The importance of fMRI

One technique in particular - functional magnetic resonance imaging (fMRI) - holds the greatest legal promise and peril. By placing a person's head in what is essentially a large magnet and asking questions, researchers can link active brain anatomy to different cognitive skills - reason, decision-making and logic and perhaps even locating the neural pathways for lying and addiction. As opposed to magnetic resonance imaging (MRI), which shows the brain's structure, fMRI charts how the brain functions and thereby relates more closely to thought and behavior.
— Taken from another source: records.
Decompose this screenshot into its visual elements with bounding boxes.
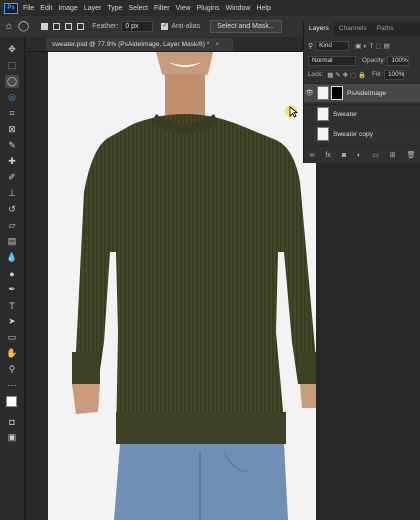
- photoshop-logo[interactable]: Ps: [4, 2, 18, 14]
- quick-mask-icon[interactable]: ◘: [5, 415, 19, 428]
- cursor-icon: [285, 105, 299, 118]
- path-selection-icon[interactable]: ➤: [5, 315, 19, 328]
- intersect-selection-icon[interactable]: [77, 23, 85, 30]
- more-tools-icon[interactable]: ⋯: [5, 379, 19, 392]
- tools-panel: ✥ ⬚ ◯ ◎ ⌗ ⊠ ✎ ✚ ✐ ⊥ ↺ ▱ ▤ 💧 ● ✒ T ➤ ▭ ✋ …: [0, 37, 25, 520]
- type-tool-icon[interactable]: T: [5, 299, 19, 312]
- hand-tool-icon[interactable]: ✋: [5, 347, 19, 360]
- filter-icons[interactable]: ▣◐T⬚▤: [355, 42, 392, 50]
- fill-label: Fill:: [372, 71, 382, 78]
- document-tab[interactable]: sweater.psd @ 77.9% (PsAideImage, Layer …: [46, 38, 234, 51]
- menu-plugins[interactable]: Plugins: [197, 5, 220, 12]
- history-brush-icon[interactable]: ↺: [5, 203, 19, 216]
- select-and-mask-button[interactable]: Select and Mask...: [210, 20, 282, 33]
- tab-channels[interactable]: Channels: [334, 22, 372, 36]
- layer-thumbnail: [317, 86, 329, 100]
- feather-label: Feather:: [92, 23, 119, 30]
- filter-kind-select[interactable]: Kind: [315, 40, 350, 51]
- layer-thumbnail: [317, 127, 329, 141]
- layer-name: PsAideImage: [347, 89, 387, 97]
- link-layers-icon[interactable]: ∞: [309, 152, 314, 159]
- lasso-tool-icon[interactable]: ◯: [5, 75, 19, 88]
- healing-brush-icon[interactable]: ✚: [5, 155, 19, 168]
- feather-input[interactable]: 0 px: [121, 21, 154, 32]
- eyedropper-icon[interactable]: ✎: [5, 139, 19, 152]
- layer-name: Sweater: [333, 110, 358, 118]
- lock-icons[interactable]: ▦✎✥⬚🔒: [327, 71, 368, 79]
- zoom-tool-icon[interactable]: ⚲: [5, 363, 19, 376]
- lasso-tool-icon[interactable]: ◯: [18, 21, 29, 32]
- close-tab-icon[interactable]: ×: [215, 41, 219, 48]
- document-title: sweater.psd @ 77.9% (PsAideImage, Layer …: [52, 41, 210, 48]
- layers-panel: Layers Channels Paths ⚲ Kind ▣◐T⬚▤ Norma…: [303, 22, 420, 163]
- menu-filter[interactable]: Filter: [154, 5, 170, 12]
- menu-select[interactable]: Select: [129, 5, 148, 12]
- fill-input[interactable]: 100%: [383, 69, 404, 80]
- rectangle-tool-icon[interactable]: ▭: [5, 331, 19, 344]
- lock-row: Lock: ▦✎✥⬚🔒 Fill: 100%: [304, 68, 420, 81]
- home-icon[interactable]: ⌂: [6, 21, 12, 32]
- layer-row-sweater[interactable]: Sweater: [304, 104, 420, 123]
- opacity-input[interactable]: 100%: [387, 55, 410, 66]
- new-layer-icon[interactable]: ⊞: [390, 151, 396, 159]
- pen-tool-icon[interactable]: ✒: [5, 283, 19, 296]
- foreground-color-swatch[interactable]: [6, 396, 17, 407]
- adjustment-layer-icon[interactable]: ◐: [357, 152, 361, 159]
- panel-tabs: Layers Channels Paths: [304, 22, 420, 36]
- layer-name: Sweater copy: [333, 130, 373, 138]
- brush-tool-icon[interactable]: ✐: [5, 171, 19, 184]
- crop-tool-icon[interactable]: ⌗: [5, 107, 19, 120]
- menu-help[interactable]: Help: [256, 5, 270, 12]
- opacity-label: Opacity:: [362, 57, 386, 64]
- blur-tool-icon[interactable]: 💧: [5, 251, 19, 264]
- move-tool-icon[interactable]: ✥: [5, 43, 19, 56]
- add-mask-icon[interactable]: ◙: [342, 152, 346, 159]
- marquee-tool-icon[interactable]: ⬚: [5, 59, 19, 72]
- menu-view[interactable]: View: [176, 5, 191, 12]
- layers-footer: ∞ fx ◙ ◐ ▭ ⊞ 🗑: [304, 145, 420, 164]
- menu-window[interactable]: Window: [226, 5, 251, 12]
- screen-mode-icon[interactable]: ▣: [5, 431, 19, 444]
- fx-icon[interactable]: fx: [325, 152, 330, 159]
- canvas-image[interactable]: [48, 52, 316, 520]
- layer-filter-row: ⚲ Kind ▣◐T⬚▤: [304, 39, 420, 52]
- eraser-tool-icon[interactable]: ▱: [5, 219, 19, 232]
- tab-layers[interactable]: Layers: [304, 22, 334, 36]
- menu-edit[interactable]: Edit: [40, 5, 52, 12]
- menu-type[interactable]: Type: [107, 5, 122, 12]
- layer-thumbnail: [317, 107, 329, 121]
- add-selection-icon[interactable]: [53, 23, 61, 30]
- antialias-checkbox[interactable]: ✓: [161, 23, 169, 30]
- dodge-tool-icon[interactable]: ●: [5, 267, 19, 280]
- antialias-label: Anti-alias: [171, 23, 201, 30]
- eye-icon[interactable]: 👁: [304, 89, 315, 97]
- menu-bar: Ps File Edit Image Layer Type Select Fil…: [0, 0, 420, 16]
- frame-tool-icon[interactable]: ⊠: [5, 123, 19, 136]
- subtract-selection-icon[interactable]: [65, 23, 73, 30]
- tab-paths[interactable]: Paths: [372, 22, 399, 36]
- object-selection-icon[interactable]: ◎: [5, 91, 19, 104]
- gradient-tool-icon[interactable]: ▤: [5, 235, 19, 248]
- lock-label: Lock:: [308, 71, 324, 78]
- layer-row-sweater-copy[interactable]: Sweater copy: [304, 124, 420, 143]
- blend-mode-select[interactable]: Normal: [308, 55, 356, 66]
- layer-mask-thumbnail[interactable]: [331, 86, 343, 100]
- new-group-icon[interactable]: ▭: [372, 151, 379, 159]
- new-selection-icon[interactable]: [41, 23, 49, 30]
- delete-layer-icon[interactable]: 🗑: [407, 151, 416, 159]
- clone-stamp-icon[interactable]: ⊥: [5, 187, 19, 200]
- menu-file[interactable]: File: [23, 5, 34, 12]
- blend-row: Normal Opacity: 100%: [304, 54, 420, 67]
- menu-layer[interactable]: Layer: [84, 5, 102, 12]
- sweater-model-image: [72, 52, 316, 520]
- layer-row-psaideimage[interactable]: 👁 PsAideImage: [304, 83, 420, 102]
- menu-image[interactable]: Image: [58, 5, 77, 12]
- search-icon: ⚲: [308, 42, 314, 50]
The problem is that while scientists have become very good at collecting group brain data, individual fMRI scans are too idiosyncratic to be interpreted accurately.

"Some things we know how to detect on a scan. If your visual cortex is destroyed by a stroke, you won't be able to see. If your Broca's region is destroyed, you won't be able to talk," Greely said. "That's what makes (neuroimaging) such a tease - we've known a few of these (functions) for a long time, but for most behavior we just don't know what's going on in the brain."